Pablo Hasel was given until last Friday to turn himself in, after being sentenced to nine months for glorifying terrorism, and slandering the crown and state institutions.
But he has tweeted that he is with supporters inside Lleida University.
“They’ll have to break in to take me and jail me,” he tweeted defiantly.
Besides attacks on the monarchy, the musician’s tweets and lyrics accused police of torturing and killing demonstrators and migrants.
Lleida University is in the city of Lérida (Lleida in Catalan), 150km (90 miles) west of Barcelona. He is with about 20 supporters there.
More than 200 artists, including film director Pedro Almodóvar and Hollywood star Javier Bardem, have signed a petition against his jailing.
The Spanish government plans to reduce the penalty for “crimes of expression” such as the glorification of terrorism, hate speech and insults to the crown and religion, in cases that involve artistic or cultural activities.
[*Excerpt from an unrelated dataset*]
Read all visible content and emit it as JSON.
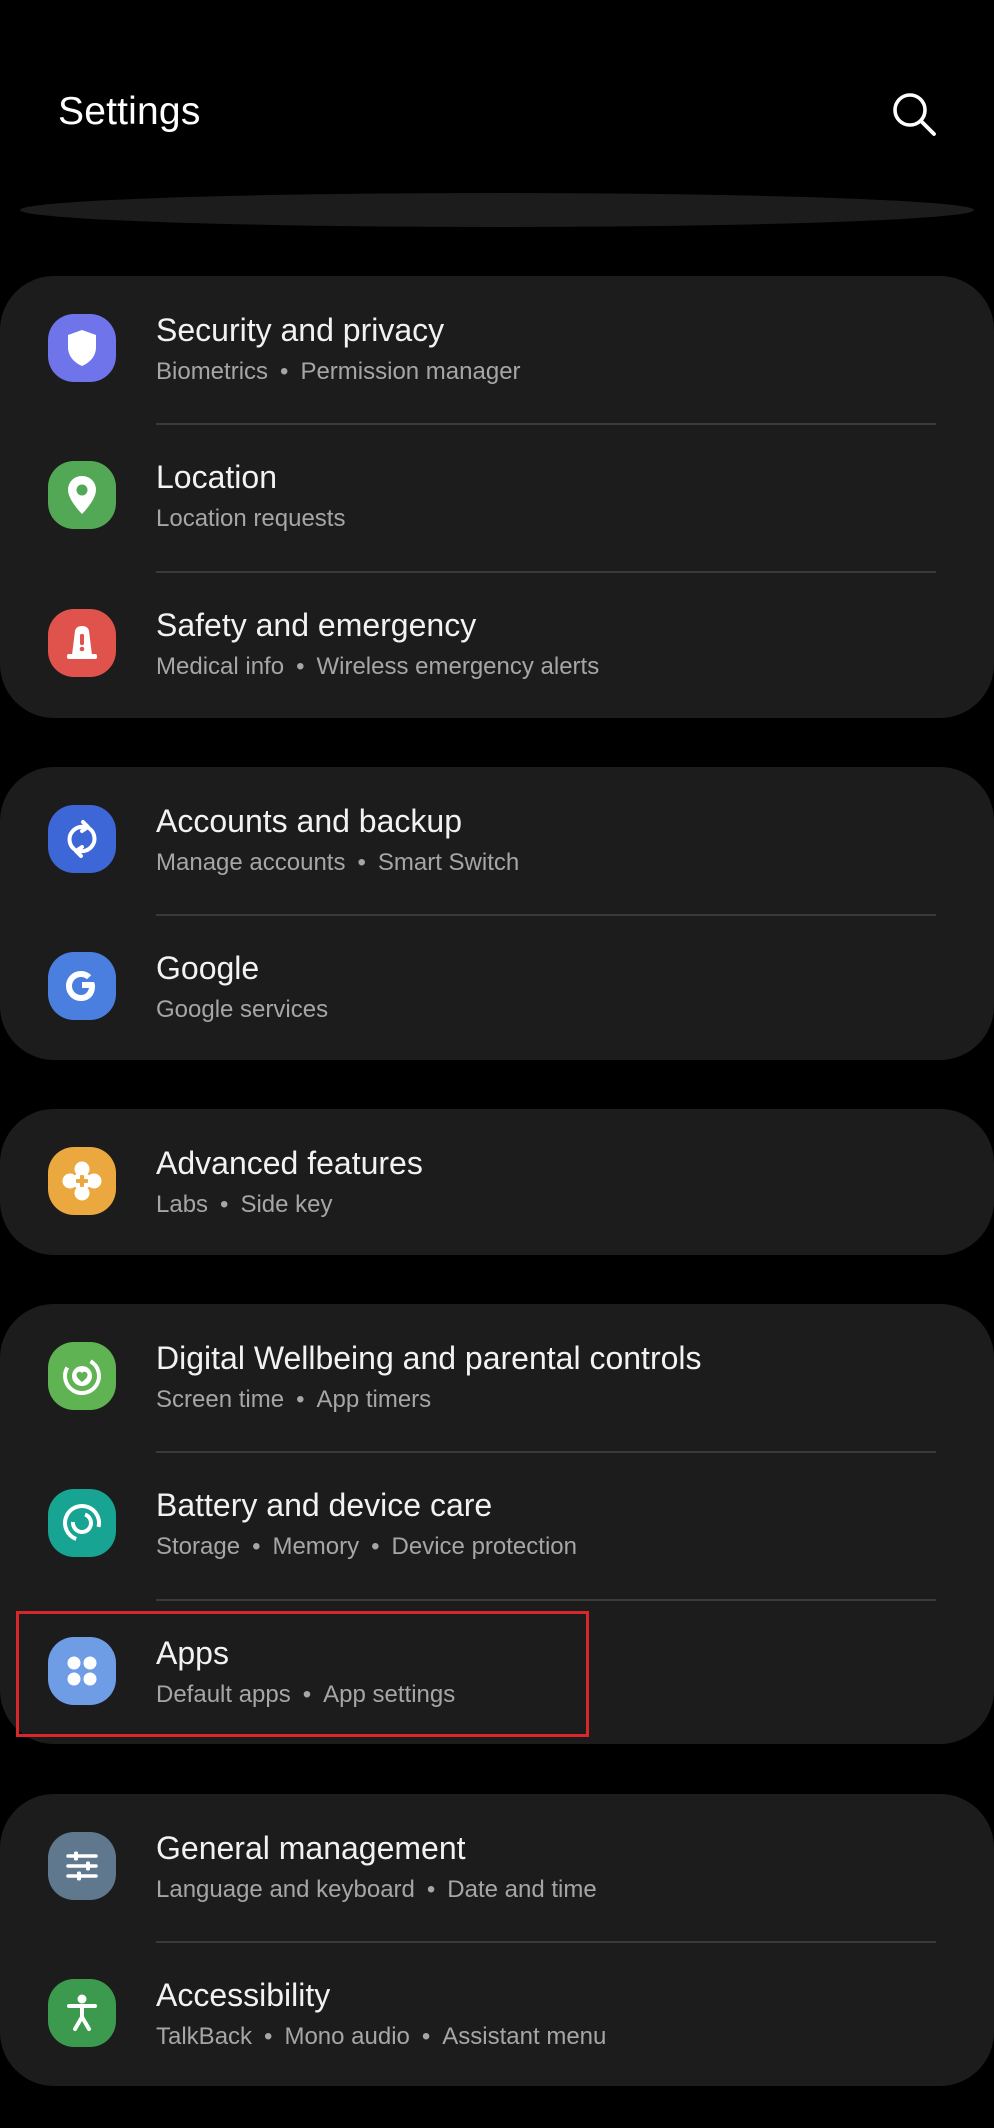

In one message Hasel expressed support for Victoria Gómez, a jailed member of the banned Marxist group Grapo. Elsewhere he accused King Felipe VI and his father Juan Carlos, the former king, of several crimes.
Hasel’s real name is Pablo Rivadulla Duro. He also backs the campaign for Catalan independence.
In 2017, Catalan separatists triggered Spain’s biggest political crisis since the death of fascist dictator Francisco Franco in 1975. Sunday’s Catalan election gave the separatists a majority in the regional parliament.
In 2018 another rapper, known as Valtònyc, was jailed for three-and-a-half-years in Spain, but he fled to Belgium, where a court decided not to extradite him. He remains wanted under a Spanish arrest warrant.
If the court order against Pablo Hasel is finally enforced, he will become the highest-profile person to have actually gone to prison for a speech crime in Spain in recent years. But his case is only one of many that have caused controversy.
Several other performers and bloggers have fallen foul of the criminal offence of “glorifying terrorism”, which is framed so broadly that any example of justifying a terrorist act, even if it took place a long time ago, can lead to a conviction.
In 2018 the rapper Valtònyc had his jail term confirmed by Spain’s Supreme Court, for glorifying terrorism and insulting the monarchy with his promises of bullets for right-wing politicians and a noose for the king.
The year before, Twitter user Cassandra Vera had been sentenced to prison for merely making jokes about the 1973 assassination of Gen Franco’s number two, Adm Luis Carrero Blanco, in a bomb attack by Eta Basque militants, although she was acquitted on appeal.
The government has promised to review the law. The legal framing of speech crimes might seem a dry, academic subject, but an explosion of graffiti artwork in Spanish cities in defence of Hasel in recent days suggests that many among Spain’s youth believe there is a real issue of freedom at stake.